The popularity of basketball can be explained by a number of reasons.

  • This game is characterized by a variety of movements: walking, running, stopping, turning, jumping, catching, throwing and dribbling, which improves metabolism, the activity of all body systems, and forms coordination.
  • Basketball is less traumatic than American football or baseball.
  • Basketball can be played both indoors and outdoors, it does not require particularly complex equipment, expensive uniforms, that is, it is more accessible to all segments of the population.
Basketball poles with a basket on our street are almost every second house
Photo: Gertrud Rybakova, personal archive

In Houston, in residential areas with individual development, almost every second house, especially if children grow up there, has a basketball pole with a basket in the front yard, in front of the house, and in any free minute you can leave the ball, practice.

I often watch in my neighbors how a father and a five-year-old boy play in the evenings and on weekends.
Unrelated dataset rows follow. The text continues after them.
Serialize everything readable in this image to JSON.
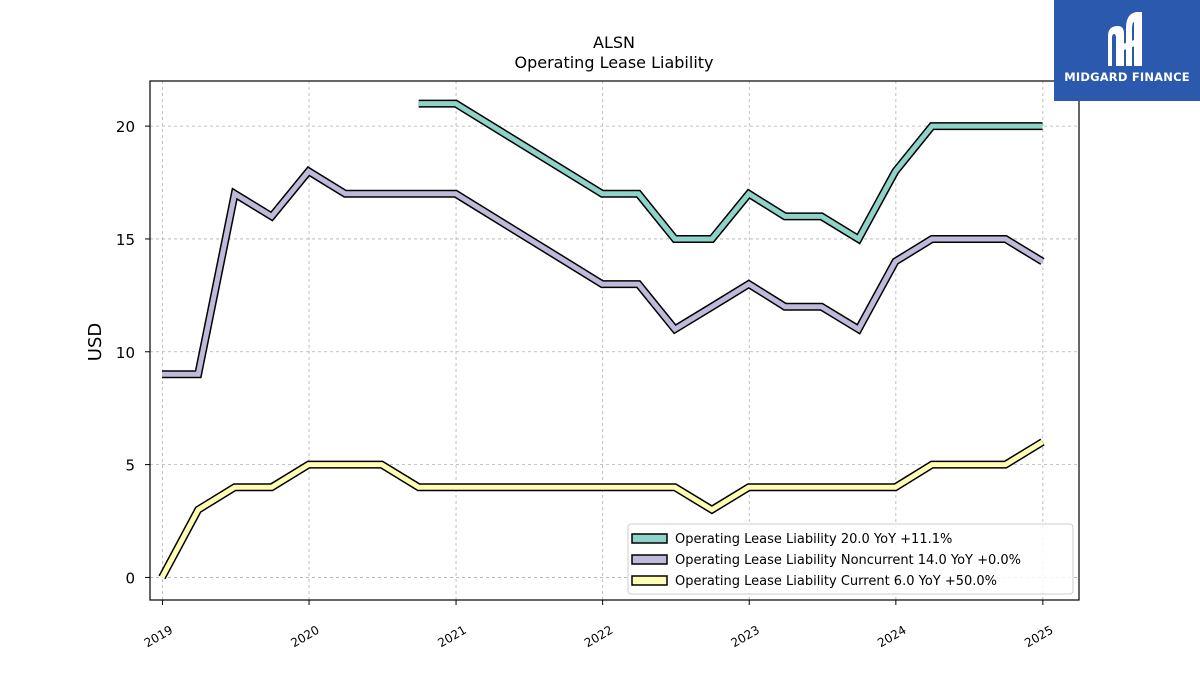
{
  "chart_data": {
    "type": "line",
    "title": "ALSN",
    "subtitle": "Operating Lease Liability",
    "xlabel": "",
    "ylabel": "USD",
    "xlim": [
      "2018-12-01",
      "2025-04-01"
    ],
    "ylim": [
      -1,
      22
    ],
    "x_ticks": [
      "2019",
      "2020",
      "2021",
      "2022",
      "2023",
      "2024",
      "2025"
    ],
    "y_ticks": [
      0,
      5,
      10,
      15,
      20
    ],
    "grid": true,
    "legend_position": "lower-right",
    "series": [
      {
        "name": "Operating Lease Liability  20.0 YoY +11.1%",
        "color": "#8dd3c7",
        "points": [
          [
            "2020-09-30",
            21
          ],
          [
            "2020-12-31",
            21
          ],
          [
            "2021-12-31",
            17
          ],
          [
            "2022-03-31",
            17
          ],
          [
            "2022-06-30",
            15
          ],
          [
            "2022-09-30",
            15
          ],
          [
            "2022-12-31",
            17
          ],
          [
            "2023-03-31",
            16
          ],
          [
            "2023-06-30",
            16
          ],
          [
            "2023-09-30",
            15
          ],
          [
            "2023-12-31",
            18
          ],
          [
            "2024-03-31",
            20
          ],
          [
            "2024-06-30",
            20
          ],
          [
            "2024-09-30",
            20
          ],
          [
            "2024-12-31",
            20
          ]
        ]
      },
      {
        "name": "Operating Lease Liability Noncurrent  14.0 YoY +0.0%",
        "color": "#bebada",
        "points": [
          [
            "2018-12-31",
            9
          ],
          [
            "2019-03-31",
            9
          ],
          [
            "2019-06-30",
            17
          ],
          [
            "2019-09-30",
            16
          ],
          [
            "2019-12-31",
            18
          ],
          [
            "2020-03-31",
            17
          ],
          [
            "2020-06-30",
            17
          ],
          [
            "2020-09-30",
            17
          ],
          [
            "2020-12-31",
            17
          ],
          [
            "2021-12-31",
            13
          ],
          [
            "2022-03-31",
            13
          ],
          [
            "2022-06-30",
            11
          ],
          [
            "2022-09-30",
            12
          ],
          [
            "2022-12-31",
            13
          ],
          [
            "2023-03-31",
            12
          ],
          [
            "2023-06-30",
            12
          ],
          [
            "2023-09-30",
            11
          ],
          [
            "2023-12-31",
            14
          ],
          [
            "2024-03-31",
            15
          ],
          [
            "2024-06-30",
            15
          ],
          [
            "2024-09-30",
            15
          ],
          [
            "2024-12-31",
            14
          ]
        ]
      },
      {
        "name": "Operating Lease Liability Current  6.0 YoY +50.0%",
        "color": "#ffffb3",
        "points": [
          [
            "2018-12-31",
            0
          ],
          [
            "2019-03-31",
            3
          ],
          [
            "2019-06-30",
            4
          ],
          [
            "2019-09-30",
            4
          ],
          [
            "2019-12-31",
            5
          ],
          [
            "2020-03-31",
            5
          ],
          [
            "2020-06-30",
            5
          ],
          [
            "2020-09-30",
            4
          ],
          [
            "2020-12-31",
            4
          ],
          [
            "2021-12-31",
            4
          ],
          [
            "2022-03-31",
            4
          ],
          [
            "2022-06-30",
            4
          ],
          [
            "2022-09-30",
            3
          ],
          [
            "2022-12-31",
            4
          ],
          [
            "2023-03-31",
            4
          ],
          [
            "2023-06-30",
            4
          ],
          [
            "2023-09-30",
            4
          ],
          [
            "2023-12-31",
            4
          ],
          [
            "2024-03-31",
            5
          ],
          [
            "2024-06-30",
            5
          ],
          [
            "2024-09-30",
            5
          ],
          [
            "2024-12-31",
            6
          ]
        ]
      }
    ]
  },
  "logo": {
    "text": "MIDGARD FINANCE",
    "background": "#2b59ad",
    "icon": "midgard-logo-icon"
  }
}
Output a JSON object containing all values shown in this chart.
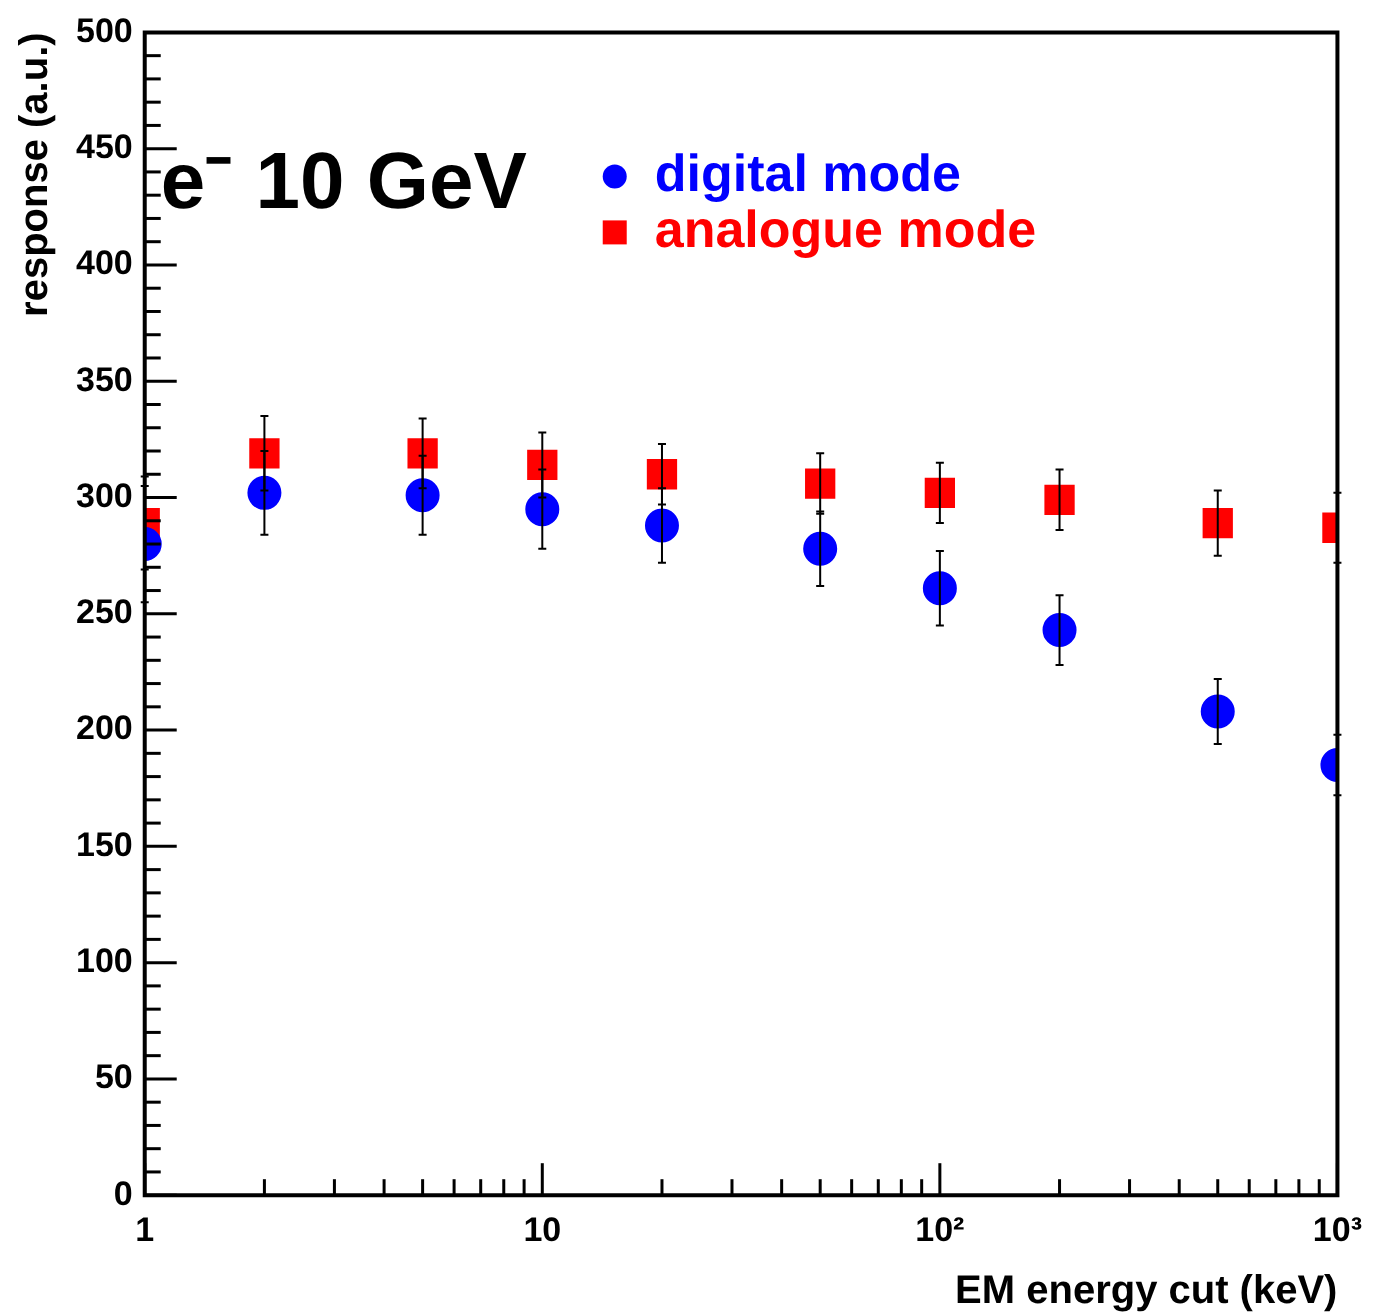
{
  "chart_data": {
    "type": "scatter",
    "title": "e⁻ 10 GeV",
    "xlabel": "EM energy cut (keV)",
    "ylabel": "response (a.u.)",
    "x": [
      1,
      2,
      5,
      10,
      20,
      50,
      100,
      200,
      500,
      1000
    ],
    "series": [
      {
        "name": "digital mode",
        "color": "#0000ff",
        "marker": "circle",
        "values": [
          280,
          302,
          301,
          295,
          288,
          278,
          261,
          243,
          208,
          185
        ],
        "errors": [
          25,
          18,
          17,
          17,
          16,
          16,
          16,
          15,
          14,
          13
        ]
      },
      {
        "name": "analogue mode",
        "color": "#ff0000",
        "marker": "square",
        "values": [
          289,
          319,
          319,
          314,
          310,
          306,
          302,
          299,
          289,
          287
        ],
        "errors": [
          20,
          16,
          15,
          14,
          13,
          13,
          13,
          13,
          14,
          15
        ]
      }
    ],
    "log": "x",
    "xlim": [
      1,
      1000
    ],
    "ylim": [
      0,
      500
    ],
    "xticks": [
      {
        "value": 1,
        "label": "1"
      },
      {
        "value": 2,
        "label": null
      },
      {
        "value": 3,
        "label": null
      },
      {
        "value": 4,
        "label": null
      },
      {
        "value": 5,
        "label": null
      },
      {
        "value": 6,
        "label": null
      },
      {
        "value": 7,
        "label": null
      },
      {
        "value": 8,
        "label": null
      },
      {
        "value": 9,
        "label": null
      },
      {
        "value": 10,
        "label": "10"
      },
      {
        "value": 20,
        "label": null
      },
      {
        "value": 30,
        "label": null
      },
      {
        "value": 40,
        "label": null
      },
      {
        "value": 50,
        "label": null
      },
      {
        "value": 60,
        "label": null
      },
      {
        "value": 70,
        "label": null
      },
      {
        "value": 80,
        "label": null
      },
      {
        "value": 90,
        "label": null
      },
      {
        "value": 100,
        "label": "10²"
      },
      {
        "value": 200,
        "label": null
      },
      {
        "value": 300,
        "label": null
      },
      {
        "value": 400,
        "label": null
      },
      {
        "value": 500,
        "label": null
      },
      {
        "value": 600,
        "label": null
      },
      {
        "value": 700,
        "label": null
      },
      {
        "value": 800,
        "label": null
      },
      {
        "value": 900,
        "label": null
      },
      {
        "value": 1000,
        "label": "10³"
      }
    ],
    "yticks": [
      0,
      50,
      100,
      150,
      200,
      250,
      300,
      350,
      400,
      450,
      500
    ],
    "grid": false,
    "legend": "top right"
  }
}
The boy began his "training" at the age of two. At first the basket was lowered lower, now it is raised almost to its full height. It is surprising that the kid almost without misses throws the ball into the basket, even from a distance of 5-7 meters.

My seventeen-year-old grandson can talk about basketball for hours and is ready to jump with the ball in any free minute. He knows all the great players in the NBA-NBA (National Basketball Association), and Michael Jordan (Michael Jeffrey Jordan) and Yao Ming (Yao Ming) are role models, especially since Yao Ming plays for the Houston Rockets.
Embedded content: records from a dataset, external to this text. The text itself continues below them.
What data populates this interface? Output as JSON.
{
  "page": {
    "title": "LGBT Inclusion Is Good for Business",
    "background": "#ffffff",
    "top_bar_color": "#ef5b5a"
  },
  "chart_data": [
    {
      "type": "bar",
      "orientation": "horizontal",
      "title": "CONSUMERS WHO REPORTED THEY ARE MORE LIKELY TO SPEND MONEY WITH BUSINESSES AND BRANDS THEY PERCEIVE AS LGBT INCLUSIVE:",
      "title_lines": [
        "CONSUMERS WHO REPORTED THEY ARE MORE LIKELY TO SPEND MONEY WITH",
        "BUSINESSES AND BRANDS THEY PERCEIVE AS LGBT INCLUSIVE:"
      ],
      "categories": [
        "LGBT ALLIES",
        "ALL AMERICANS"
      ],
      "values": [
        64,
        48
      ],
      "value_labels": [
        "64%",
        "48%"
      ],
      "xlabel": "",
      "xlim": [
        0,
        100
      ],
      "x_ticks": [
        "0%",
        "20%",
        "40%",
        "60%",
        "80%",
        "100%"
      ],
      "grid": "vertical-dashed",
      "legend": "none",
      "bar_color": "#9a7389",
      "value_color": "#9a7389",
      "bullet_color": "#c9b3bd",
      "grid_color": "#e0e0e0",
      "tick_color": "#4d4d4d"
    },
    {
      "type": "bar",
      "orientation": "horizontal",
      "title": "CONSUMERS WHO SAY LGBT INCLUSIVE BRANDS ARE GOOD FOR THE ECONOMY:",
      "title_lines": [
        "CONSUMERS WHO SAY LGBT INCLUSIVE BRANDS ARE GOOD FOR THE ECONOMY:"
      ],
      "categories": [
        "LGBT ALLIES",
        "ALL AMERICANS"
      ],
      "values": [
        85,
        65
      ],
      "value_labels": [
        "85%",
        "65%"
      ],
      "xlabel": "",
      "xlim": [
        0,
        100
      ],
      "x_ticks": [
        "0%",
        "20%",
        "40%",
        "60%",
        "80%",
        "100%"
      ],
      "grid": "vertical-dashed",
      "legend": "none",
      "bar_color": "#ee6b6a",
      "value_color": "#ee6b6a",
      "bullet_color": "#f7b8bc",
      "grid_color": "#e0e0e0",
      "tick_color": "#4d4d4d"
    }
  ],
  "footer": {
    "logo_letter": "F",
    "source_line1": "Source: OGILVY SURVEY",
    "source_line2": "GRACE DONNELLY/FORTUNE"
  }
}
And what's so surprising? After all, the United States is the birthplace of modern basketball. Although there is evidence that the Aztecs played a similar ball game in the 14th century. But the spread of this wonderful team game began in the United States at the end of the 19th century. A famous NBA basketball player's handprint compared to his grandson's. Orlando, 2008
Photo: Gertrude Rybakova, personal file

In 1891, at the Christian Youth Association Training Center in Springfield, Massachusetts , a young teacher, Dr. James Naismith, originally from Canada, came up with a new game to revive gymnastics lessons. He attached two fruit baskets without a bottom to the railing of the balcony, into which a soccer ball was to be thrown. He developed the first 13 rules a year later.

Already in December 1891, the first official basketball competition was held at the school in Springfield. There were 18 students in the group, two teams of 9 participatedhuman. The very first matches under these rules caused them to change. Shields appear (protection of the basket), because the fans on the balconies caught flying balls and threw them into the opponent's basket. In 1893, iron rings with a grid appeared. The game turned out to be so interesting and dynamic that in 1894 the first official rules were published in the USA.

Basketball quickly spread to other countries: first to the East - to Japan, China, the Philippines, and then to Europe and South America. Ten years later, at the Olympic Games in St. Louis, America, the Americans organized an exhibition tournament between teams from several cities.

In 1932, the International Basketball Federation (FIBA) was created, and in 1935 the International Olympic Committee decided to recognize basketball as an Olympic sport.
FIBA headquarters, Switzerland
Photo: Christophe Badoux, ru.wikipedia.org

Basketball was added to the program at the 1936 Olympic Games in Berlin . The game's guest of honor was James Naismith, the creator of this game. Teams from 21 countries participated in the basketball tournament. Matches were played on open tennis courts. During this Olympiad, the first FIBA ​​Congress took place, where the existing and adopted unified international rules of the game were considered.

Basketball is currently the fastest growing sport in the world. One of the reasons for this growing popularity is the activity of of the National Basketball Association (NBA) , which shows the most talented and popular basketball players performing their amazing sports feats on a high-profile stage.